Joins in Tableau Prep in Simple Words

In many projects the data is not all in one table. You often have different tables for different things.

  • One table has events or sales (like flights, tickets, orders).
  • Another table has extra information (like seat loads, targets, customers).

If you look at them separate, you don’t see the whole story. You need to join them together. A join is simply a way to combine two tables into one.

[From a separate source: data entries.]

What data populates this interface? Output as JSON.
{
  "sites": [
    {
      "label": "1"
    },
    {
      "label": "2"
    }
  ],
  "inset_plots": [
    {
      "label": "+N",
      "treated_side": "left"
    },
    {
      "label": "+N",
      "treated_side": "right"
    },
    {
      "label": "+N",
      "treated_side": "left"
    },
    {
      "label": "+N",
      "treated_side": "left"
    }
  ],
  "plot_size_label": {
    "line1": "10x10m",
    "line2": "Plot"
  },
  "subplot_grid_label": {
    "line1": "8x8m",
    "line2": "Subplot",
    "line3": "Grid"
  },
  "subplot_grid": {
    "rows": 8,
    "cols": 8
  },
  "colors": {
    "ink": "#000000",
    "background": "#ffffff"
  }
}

If you used SQL before, the idea is the same. The only difference is in Tableau Prep you can drag and drop instead of writing code.

What is a Join?

A join connects rows from two tables using one or more columns that have the same type of data. These columns are called keys.

Example:

  • Flights Table → has flight details (Flight Number, Month, Class, Price)
  • Targets Table → has targets per month and class (Month, Class, Load %)

Both tables have Month and Class. If you join on these fields, you can add the target value to each flight.

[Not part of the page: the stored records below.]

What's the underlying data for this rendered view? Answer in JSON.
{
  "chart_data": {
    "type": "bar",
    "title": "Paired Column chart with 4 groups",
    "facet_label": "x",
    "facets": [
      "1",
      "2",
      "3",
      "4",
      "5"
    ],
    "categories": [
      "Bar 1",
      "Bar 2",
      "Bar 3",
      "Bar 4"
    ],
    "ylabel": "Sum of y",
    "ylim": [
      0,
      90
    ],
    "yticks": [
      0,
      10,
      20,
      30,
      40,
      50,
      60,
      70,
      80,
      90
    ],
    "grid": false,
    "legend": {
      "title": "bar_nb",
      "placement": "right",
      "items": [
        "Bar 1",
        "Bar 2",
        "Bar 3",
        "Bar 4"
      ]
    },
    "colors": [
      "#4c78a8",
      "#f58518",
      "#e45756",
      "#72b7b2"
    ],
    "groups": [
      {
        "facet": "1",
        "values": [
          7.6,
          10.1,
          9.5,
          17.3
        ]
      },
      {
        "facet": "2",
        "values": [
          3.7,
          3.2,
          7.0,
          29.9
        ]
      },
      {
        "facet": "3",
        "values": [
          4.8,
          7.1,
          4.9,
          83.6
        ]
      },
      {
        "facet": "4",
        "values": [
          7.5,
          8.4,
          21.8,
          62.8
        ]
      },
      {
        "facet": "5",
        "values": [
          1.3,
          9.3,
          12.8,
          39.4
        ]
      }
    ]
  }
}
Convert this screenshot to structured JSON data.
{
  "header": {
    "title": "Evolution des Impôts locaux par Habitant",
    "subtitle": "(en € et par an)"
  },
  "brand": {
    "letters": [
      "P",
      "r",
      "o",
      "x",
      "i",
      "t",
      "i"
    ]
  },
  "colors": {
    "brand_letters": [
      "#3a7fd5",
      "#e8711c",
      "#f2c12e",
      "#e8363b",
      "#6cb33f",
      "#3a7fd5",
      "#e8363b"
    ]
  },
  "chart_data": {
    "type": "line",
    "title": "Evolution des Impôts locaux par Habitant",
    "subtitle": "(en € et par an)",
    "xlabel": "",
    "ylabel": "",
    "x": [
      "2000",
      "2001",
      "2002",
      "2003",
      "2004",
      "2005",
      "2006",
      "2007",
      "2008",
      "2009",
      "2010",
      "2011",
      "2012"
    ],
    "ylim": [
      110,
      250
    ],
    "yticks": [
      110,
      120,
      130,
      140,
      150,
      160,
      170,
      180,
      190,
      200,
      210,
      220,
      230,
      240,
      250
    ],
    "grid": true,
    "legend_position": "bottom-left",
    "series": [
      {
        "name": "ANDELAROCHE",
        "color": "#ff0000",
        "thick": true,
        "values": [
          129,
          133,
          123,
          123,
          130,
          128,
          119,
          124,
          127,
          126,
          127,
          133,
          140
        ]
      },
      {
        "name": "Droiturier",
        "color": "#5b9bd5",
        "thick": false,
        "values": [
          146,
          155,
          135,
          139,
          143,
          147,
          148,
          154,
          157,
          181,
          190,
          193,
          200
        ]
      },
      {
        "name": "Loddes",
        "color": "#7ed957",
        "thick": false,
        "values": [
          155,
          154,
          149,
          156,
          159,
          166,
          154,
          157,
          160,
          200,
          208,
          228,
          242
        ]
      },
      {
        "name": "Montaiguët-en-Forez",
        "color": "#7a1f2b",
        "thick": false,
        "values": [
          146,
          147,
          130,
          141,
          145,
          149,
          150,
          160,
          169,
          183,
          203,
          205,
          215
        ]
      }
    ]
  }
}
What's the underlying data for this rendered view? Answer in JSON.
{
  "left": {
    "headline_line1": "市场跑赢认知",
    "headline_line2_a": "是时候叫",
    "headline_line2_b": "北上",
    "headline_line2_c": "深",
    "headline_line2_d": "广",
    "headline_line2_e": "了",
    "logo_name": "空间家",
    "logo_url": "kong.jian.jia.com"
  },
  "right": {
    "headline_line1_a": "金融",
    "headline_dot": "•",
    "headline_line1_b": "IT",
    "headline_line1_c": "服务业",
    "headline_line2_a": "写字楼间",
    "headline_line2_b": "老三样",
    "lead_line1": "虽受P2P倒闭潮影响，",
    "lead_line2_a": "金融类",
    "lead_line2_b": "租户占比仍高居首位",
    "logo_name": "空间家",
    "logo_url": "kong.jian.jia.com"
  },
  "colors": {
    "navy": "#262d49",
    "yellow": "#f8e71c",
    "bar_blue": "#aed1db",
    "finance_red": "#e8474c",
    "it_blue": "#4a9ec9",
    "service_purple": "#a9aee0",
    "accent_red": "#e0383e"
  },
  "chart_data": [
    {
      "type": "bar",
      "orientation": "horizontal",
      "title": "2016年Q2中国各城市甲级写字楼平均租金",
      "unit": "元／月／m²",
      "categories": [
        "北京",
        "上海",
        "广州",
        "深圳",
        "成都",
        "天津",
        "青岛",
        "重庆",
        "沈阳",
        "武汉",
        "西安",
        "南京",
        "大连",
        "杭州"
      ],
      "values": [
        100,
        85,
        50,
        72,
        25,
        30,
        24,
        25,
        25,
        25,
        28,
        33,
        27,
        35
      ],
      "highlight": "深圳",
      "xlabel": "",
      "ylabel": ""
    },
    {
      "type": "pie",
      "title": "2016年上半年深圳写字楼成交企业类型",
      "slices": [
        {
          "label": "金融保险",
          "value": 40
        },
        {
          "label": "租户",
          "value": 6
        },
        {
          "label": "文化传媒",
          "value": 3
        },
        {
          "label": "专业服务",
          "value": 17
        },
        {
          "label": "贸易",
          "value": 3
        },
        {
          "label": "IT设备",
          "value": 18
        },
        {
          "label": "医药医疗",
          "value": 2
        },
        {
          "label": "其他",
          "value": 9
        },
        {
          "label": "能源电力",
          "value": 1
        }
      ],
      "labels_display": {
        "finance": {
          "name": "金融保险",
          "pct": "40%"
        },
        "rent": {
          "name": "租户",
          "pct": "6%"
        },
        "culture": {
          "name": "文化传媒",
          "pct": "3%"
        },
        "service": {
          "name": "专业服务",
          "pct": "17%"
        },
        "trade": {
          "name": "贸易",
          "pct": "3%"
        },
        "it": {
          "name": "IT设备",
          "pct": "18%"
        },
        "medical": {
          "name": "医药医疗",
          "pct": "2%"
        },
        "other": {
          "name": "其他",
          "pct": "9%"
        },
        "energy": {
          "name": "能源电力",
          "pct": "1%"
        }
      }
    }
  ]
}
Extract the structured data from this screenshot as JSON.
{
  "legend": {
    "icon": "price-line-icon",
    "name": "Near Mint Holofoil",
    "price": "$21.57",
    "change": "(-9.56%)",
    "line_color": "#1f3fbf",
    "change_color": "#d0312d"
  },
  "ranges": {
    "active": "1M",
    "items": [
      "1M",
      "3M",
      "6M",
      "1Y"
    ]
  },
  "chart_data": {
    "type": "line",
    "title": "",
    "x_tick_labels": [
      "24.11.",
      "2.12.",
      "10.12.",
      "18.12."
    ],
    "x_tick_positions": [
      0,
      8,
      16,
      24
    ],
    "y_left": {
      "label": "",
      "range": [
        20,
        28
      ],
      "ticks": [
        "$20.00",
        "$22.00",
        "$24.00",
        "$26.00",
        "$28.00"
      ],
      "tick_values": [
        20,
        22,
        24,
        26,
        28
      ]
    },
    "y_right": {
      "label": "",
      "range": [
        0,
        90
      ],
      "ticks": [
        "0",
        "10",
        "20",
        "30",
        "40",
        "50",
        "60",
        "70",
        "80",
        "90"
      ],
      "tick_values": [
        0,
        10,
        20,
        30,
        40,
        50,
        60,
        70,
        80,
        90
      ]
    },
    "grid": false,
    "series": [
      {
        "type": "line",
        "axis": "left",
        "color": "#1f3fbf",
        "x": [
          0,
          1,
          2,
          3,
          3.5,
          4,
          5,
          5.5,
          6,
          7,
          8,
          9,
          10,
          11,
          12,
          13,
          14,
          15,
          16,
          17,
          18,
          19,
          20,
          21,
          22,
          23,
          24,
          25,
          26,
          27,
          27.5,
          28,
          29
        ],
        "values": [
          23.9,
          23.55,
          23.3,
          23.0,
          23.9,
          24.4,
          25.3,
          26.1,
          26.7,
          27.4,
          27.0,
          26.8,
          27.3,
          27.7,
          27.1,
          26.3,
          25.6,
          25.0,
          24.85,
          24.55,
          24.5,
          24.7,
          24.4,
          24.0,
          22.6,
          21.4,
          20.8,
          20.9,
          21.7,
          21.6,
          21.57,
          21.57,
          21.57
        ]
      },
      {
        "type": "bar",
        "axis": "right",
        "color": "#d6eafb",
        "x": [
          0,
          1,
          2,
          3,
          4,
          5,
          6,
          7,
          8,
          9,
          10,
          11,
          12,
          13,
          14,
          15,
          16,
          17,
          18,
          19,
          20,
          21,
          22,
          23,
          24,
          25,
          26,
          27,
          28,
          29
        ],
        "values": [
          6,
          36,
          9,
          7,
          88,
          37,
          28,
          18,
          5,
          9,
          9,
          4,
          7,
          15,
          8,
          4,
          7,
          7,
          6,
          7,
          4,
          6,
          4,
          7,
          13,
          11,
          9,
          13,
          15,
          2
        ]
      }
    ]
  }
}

Types of Joins in Tableau Prep

When you create a join in Prep, you see a Venn diagram. There are four types:

1. Inner Join

  • Keeps only rows that match in both tables.

2. Left Join

  • Keeps all rows from the left table. Adds data from the right if it matches.

3. Right Join

  • Keeps all rows from the right table. Adds data from the left if it matches.

4. Full Outer Join

  • Keeps all rows from both tables. Missing values show as NULL.

Picking Good Join Keys

The join key is very important. It is the thing that connects rows from both tables.

Good keys:

  1. Must exist in both tables.
  2. Must mean the same thing. (Customer ID to Customer ID is good. Customer ID to Booking ID is wrong.)
  3. Must be at the right level.
    • Want per customer? Use Customer ID.
    • Want per flight? Use Flight Number + Date.
    • Want per class per month? Use Month + Class.
  1. Avoid many-to-many joins. They can create extra rows you don’t want.

Example: Flights + Seat Loads

Flights Table

Month Class Flight Price
10 BC PA005 960
10 EC PA009 700

Loads Table

Month Class Load %
10 BC 39
10 EC 18

Correct join key: Month + Class

Month Class Flight Price Load %
10 BC PA005 960 39
10 EC PA009 700 18

Wrong join key: Month only

Month Flight Price Class (Flights) Class (Loads) Load %
10 PA005 960 BC BC 39
10 PA005 960 BC EC 18
10 PA009 700 EC BC 39
10 PA009 700 EC EC 18

Here you see every flight matched with both classes. Extra rows appear that should not exist.

How to Check in Tableau Prep

Prep helps you see if something is wrong:

  • The join step shows how many rows matched and how many did not.
  • If too many unmatched rows → maybe wrong key.
  • If row count is much bigger than expected → probably a many-to-many join.

Always check the join results before moving forward.

Summary

  • Joins combine data from different tables.
  • The join type decides which rows stay.
  • The join key decides how rows match.
  • Wrong keys can create too many rows.
  • Always check your join in Tableau Prep to be sure it makes sense.